Mduma's shrew
- Conservation status: Endangered (IUCN 3.1)

Scientific classification
- Kingdom: Animalia
- Phylum: Chordata
- Class: Mammalia
- Order: Eulipotyphla
- Family: Soricidae
- Genus: Crocidura
- Species: C. mdumai
- Binomial name: Crocidura mdumai Stanley, Hutterer, Giarla, & Esselstyn, 2015

= Mduma's shrew =

- Authority: Stanley, Hutterer, Giarla, & Esselstyn, 2015
- Conservation status: EN

Species of mammal

Mduma's shrew (Crocidura mdumai) is a species of mammal in the family Soricidae. It is endemic to Tanzania.

== Etymology ==
It is named after Tanzanian conservationist Simon Mduma, in honor of his efforts in studying the Serengeti ecosystem.

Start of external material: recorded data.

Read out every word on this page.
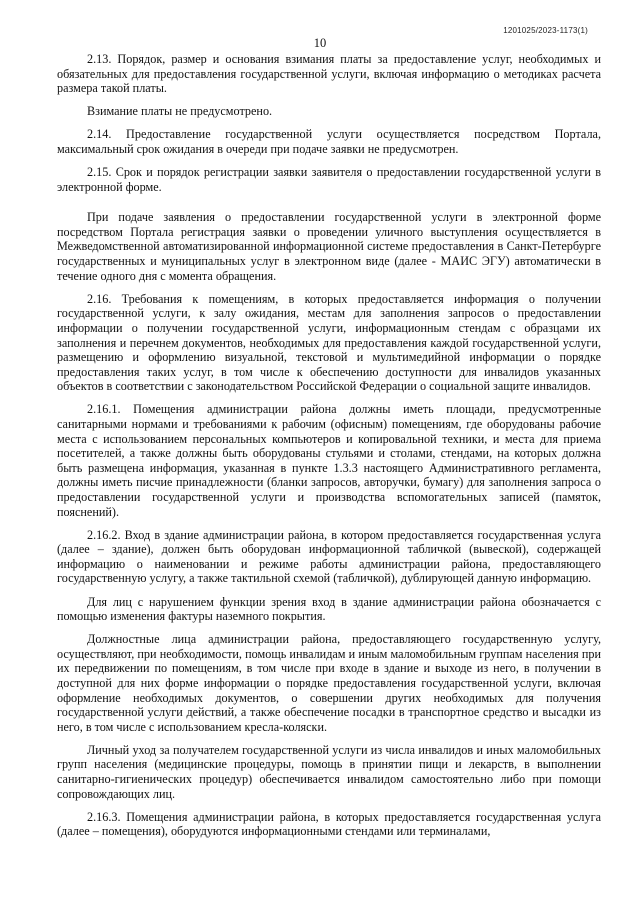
1201025/2023-1173(1)
10

2.13. Порядок, размер и основания взимания платы за предоставление услуг, необходимых и обязательных для предоставления государственной услуги, включая информацию о методиках расчета размера такой платы.

Взимание платы не предусмотрено.

2.14. Предоставление государственной услуги осуществляется посредством Портала, максимальный срок ожидания в очереди при подаче заявки не предусмотрен.

2.15. Срок и порядок регистрации заявки заявителя о предоставлении государственной услуги в электронной форме.

При подаче заявления о предоставлении государственной услуги в электронной форме посредством Портала регистрация заявки о проведении уличного выступления осуществляется в Межведомственной автоматизированной информационной системе предоставления в Санкт-Петербурге государственных и муниципальных услуг в электронном виде (далее - МАИС ЭГУ) автоматически в течение одного дня с момента обращения.

2.16. Требования к помещениям, в которых предоставляется информация о получении государственной услуги, к залу ожидания, местам для заполнения запросов о предоставлении информации о получении государственной услуги, информационным стендам с образцами их заполнения и перечнем документов, необходимых для предоставления каждой государственной услуги, размещению и оформлению визуальной, текстовой и мультимедийной информации о порядке предоставления таких услуг, в том числе к обеспечению доступности для инвалидов указанных объектов в соответствии с законодательством Российской Федерации о социальной защите инвалидов.

2.16.1. Помещения администрации района должны иметь площади, предусмотренные санитарными нормами и требованиями к рабочим (офисным) помещениям, где оборудованы рабочие места с использованием персональных компьютеров и копировальной техники, и места для приема посетителей, а также должны быть оборудованы стульями и столами, стендами, на которых должна быть размещена информация, указанная в пункте 1.3.3 настоящего Административного регламента, должны иметь писчие принадлежности (бланки запросов, авторучки, бумагу) для заполнения запроса о предоставлении государственной услуги и производства вспомогательных записей (памяток, пояснений).

2.16.2. Вход в здание администрации района, в котором предоставляется государственная услуга (далее – здание), должен быть оборудован информационной табличкой (вывеской), содержащей информацию о наименовании и режиме работы администрации района, предоставляющего государственную услугу, а также тактильной схемой (табличкой), дублирующей данную информацию.

Для лиц с нарушением функции зрения вход в здание администрации района обозначается с помощью изменения фактуры наземного покрытия.

Должностные лица администрации района, предоставляющего государственную услугу, осуществляют, при необходимости, помощь инвалидам и иным маломобильным группам населения при их передвижении по помещениям, в том числе при входе в здание и выходе из него, в получении в доступной для них форме информации о порядке предоставления государственной услуги, включая оформление необходимых документов, о совершении других необходимых для получения государственной услуги действий, а также обеспечение посадки в транспортное средство и высадки из него, в том числе с использованием кресла-коляски.

Личный уход за получателем государственной услуги из числа инвалидов и иных маломобильных групп населения (медицинские процедуры, помощь в принятии пищи и лекарств, в выполнении санитарно-гигиенических процедур) обеспечивается инвалидом самостоятельно либо при помощи сопровождающих лиц.

2.16.3. Помещения администрации района, в которых предоставляется государственная услуга (далее – помещения), оборудуются информационными стендами или терминалами,
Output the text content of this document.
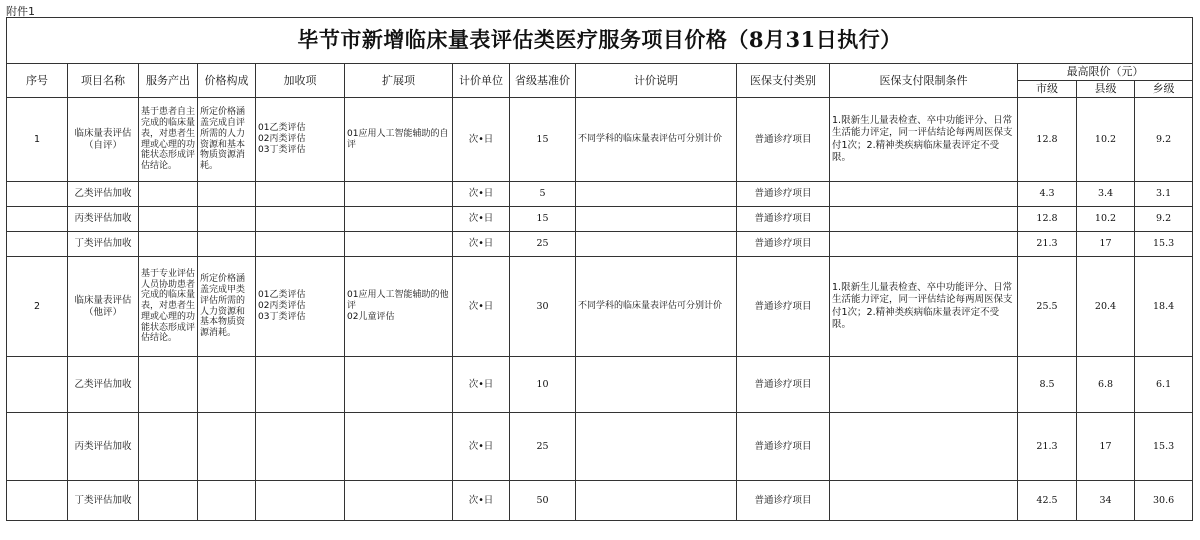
附件1
毕节市新增临床量表评估类医疗服务项目价格（8月31日执行）													
序号	项目名称	服务产出	价格构成	加收项	扩展项	计价单位	省级基准价	计价说明	医保支付类别	医保支付限制条件	最高限价（元）		
											市级	县级	乡级
1	临床量表评估（自评）	基于患者自主完成的临床量表，对患者生理或心理的功能状态形成评估结论。	所定价格涵盖完成自评所需的人力资源和基本物质资源消耗。	01乙类评估
02丙类评估
03丁类评估	01应用人工智能辅助的自评	次•日	15	不同学科的临床量表评估可分别计价	普通诊疗项目	1.限新生儿量表检查、卒中功能评分、日常生活能力评定，同一评估结论每两周医保支付1次；2.精神类疾病临床量表评定不受限。	12.8	10.2	9.2
	乙类评估加收					次•日	5		普通诊疗项目		4.3	3.4	3.1
	丙类评估加收					次•日	15		普通诊疗项目		12.8	10.2	9.2
	丁类评估加收					次•日	25		普通诊疗项目		21.3	17	15.3
2	临床量表评估（他评）	基于专业评估人员协助患者完成的临床量表，对患者生理或心理的功能状态形成评估结论。	所定价格涵盖完成甲类评估所需的人力资源和基本物质资源消耗。	01乙类评估
02丙类评估
03丁类评估	01应用人工智能辅助的他评
02儿童评估	次•日	30	不同学科的临床量表评估可分别计价	普通诊疗项目	1.限新生儿量表检查、卒中功能评分、日常生活能力评定，同一评估结论每两周医保支付1次；2.精神类疾病临床量表评定不受限。	25.5	20.4	18.4
	乙类评估加收					次•日	10		普通诊疗项目		8.5	6.8	6.1
	丙类评估加收					次•日	25		普通诊疗项目		21.3	17	15.3
	丁类评估加收					次•日	50		普通诊疗项目		42.5	34	30.6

== Distribution and habitat ==
It is restricted to Tanzania, where it is only found in the forests of the Ngorongoro Crater. Its habitat includes montane forests on the edge of the Ngorongoro caldera and drier forests on the southeastern slope.

== Description ==
The holotype had a length from head to rump of 81 mm and a tail of 59 mm. It has dark brown fur on the back and dark gray on the belly.

== Status ==
This species is considered endangered due to habitat loss from deforestation due to smallholder farming in the Ngorongoro crater.